Il combattimento tra questi animali, che e' una sequenza centrale di Land, e' una metafora di questa lotta mortale tra discendenti dei coloni e quelli dei nativi su una terra arida, sullo sfondo di uno sviluppo che concede solo le briciole in quella terra di nessuno alla componente bianca e che continua quel rapporto di dominio iniziato con la "Conquista del West".
Il motore filmico e' la notizia dell'uccisione del fratello in missione in Afghanistan, e le vicende si svolgono lungo il tempo d'attesa della possibilita' di riavere il corpo del defunto per celebrare il rito funebre.
La locandina del film riprende un frame della pellicola nella scena al confine tra il territorio degli Stati Uniti e quello della riserva, con la bara coperta dalla bandiera statunitense e cattura lo sguardo d'odio del padre verso la cassa da morto in cui vi e' il corpo senza vita del figlio.

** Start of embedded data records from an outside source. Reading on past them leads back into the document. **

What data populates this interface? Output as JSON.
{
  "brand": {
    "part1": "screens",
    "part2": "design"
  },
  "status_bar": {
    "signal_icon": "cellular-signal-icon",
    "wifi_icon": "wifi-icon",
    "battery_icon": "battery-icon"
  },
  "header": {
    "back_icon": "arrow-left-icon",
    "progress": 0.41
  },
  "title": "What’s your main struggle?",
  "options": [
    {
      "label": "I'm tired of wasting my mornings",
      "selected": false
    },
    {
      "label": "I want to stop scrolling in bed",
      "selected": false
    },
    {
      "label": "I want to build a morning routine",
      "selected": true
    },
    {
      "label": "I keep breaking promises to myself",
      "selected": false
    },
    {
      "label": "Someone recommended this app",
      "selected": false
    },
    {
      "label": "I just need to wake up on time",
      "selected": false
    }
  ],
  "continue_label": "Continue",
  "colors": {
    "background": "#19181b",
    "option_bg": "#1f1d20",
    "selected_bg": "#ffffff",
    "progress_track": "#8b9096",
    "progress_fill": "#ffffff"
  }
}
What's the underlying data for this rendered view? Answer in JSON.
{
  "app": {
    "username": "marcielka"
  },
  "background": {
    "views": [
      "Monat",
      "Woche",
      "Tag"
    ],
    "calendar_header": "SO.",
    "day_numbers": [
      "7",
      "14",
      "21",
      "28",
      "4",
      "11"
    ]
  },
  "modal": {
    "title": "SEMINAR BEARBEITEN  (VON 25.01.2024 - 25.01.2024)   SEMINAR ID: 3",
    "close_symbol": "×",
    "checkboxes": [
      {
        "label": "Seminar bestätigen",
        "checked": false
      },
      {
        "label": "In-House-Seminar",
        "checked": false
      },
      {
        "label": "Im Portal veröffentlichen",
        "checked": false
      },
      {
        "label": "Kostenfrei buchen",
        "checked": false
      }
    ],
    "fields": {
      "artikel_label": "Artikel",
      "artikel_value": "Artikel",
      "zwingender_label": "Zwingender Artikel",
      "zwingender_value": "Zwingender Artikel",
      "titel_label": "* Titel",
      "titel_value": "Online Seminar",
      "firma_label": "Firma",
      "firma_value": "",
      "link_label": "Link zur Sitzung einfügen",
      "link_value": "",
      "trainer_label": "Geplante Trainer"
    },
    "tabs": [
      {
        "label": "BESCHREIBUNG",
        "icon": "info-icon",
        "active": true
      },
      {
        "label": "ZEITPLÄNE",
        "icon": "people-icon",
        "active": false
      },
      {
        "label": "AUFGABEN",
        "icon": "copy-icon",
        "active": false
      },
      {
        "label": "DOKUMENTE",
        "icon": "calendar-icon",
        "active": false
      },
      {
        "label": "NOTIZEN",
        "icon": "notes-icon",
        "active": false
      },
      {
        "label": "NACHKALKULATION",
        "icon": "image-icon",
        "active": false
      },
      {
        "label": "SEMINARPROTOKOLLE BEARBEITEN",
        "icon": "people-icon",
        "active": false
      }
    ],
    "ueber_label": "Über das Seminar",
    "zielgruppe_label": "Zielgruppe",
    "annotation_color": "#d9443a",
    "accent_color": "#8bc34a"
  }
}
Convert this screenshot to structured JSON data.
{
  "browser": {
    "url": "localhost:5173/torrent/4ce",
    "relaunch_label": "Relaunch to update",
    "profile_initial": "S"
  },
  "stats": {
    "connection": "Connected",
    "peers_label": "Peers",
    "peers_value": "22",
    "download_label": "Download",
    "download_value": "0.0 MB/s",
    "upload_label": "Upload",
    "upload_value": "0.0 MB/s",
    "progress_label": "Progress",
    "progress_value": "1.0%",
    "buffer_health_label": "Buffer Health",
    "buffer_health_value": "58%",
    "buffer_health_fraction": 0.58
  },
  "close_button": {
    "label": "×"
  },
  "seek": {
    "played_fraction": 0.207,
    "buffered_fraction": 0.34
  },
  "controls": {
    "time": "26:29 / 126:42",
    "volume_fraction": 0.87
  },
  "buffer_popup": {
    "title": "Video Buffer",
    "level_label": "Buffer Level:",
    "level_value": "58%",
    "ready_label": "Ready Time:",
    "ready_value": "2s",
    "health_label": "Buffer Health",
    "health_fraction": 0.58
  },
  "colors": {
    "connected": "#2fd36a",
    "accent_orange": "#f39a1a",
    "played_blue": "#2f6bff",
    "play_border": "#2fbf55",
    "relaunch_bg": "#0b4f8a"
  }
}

I parenti di Floyd e gli abitanti della riserva attendono la salma, sostituendo la bandiera a stelle a strisce e il picchetto d'onore dell'aeronautica: uno dei dialoghi piu' intensi del film e' quello della nonna e del padre con l'ufficiale dell'Air force che ha il compito di occuparsi del figlio morto.
Floyd e' morto "per il proprio Paese" secondo l'ufficiale, mentre per la sua famiglia quello era solo il suo lavoro, saranno loro a seppellirlo e non i militari nonostante la prassi esiga il contrario.
I nativi americani sono tra coloro che sono destinati ad essere la "carne da cannone" per le imprese belliche dell'Impero americano, ed il mestiere delle armi e' una delle poche possibilita', insieme al crimine, di emancipazione economica per le "minoranze razziali" statunitensi.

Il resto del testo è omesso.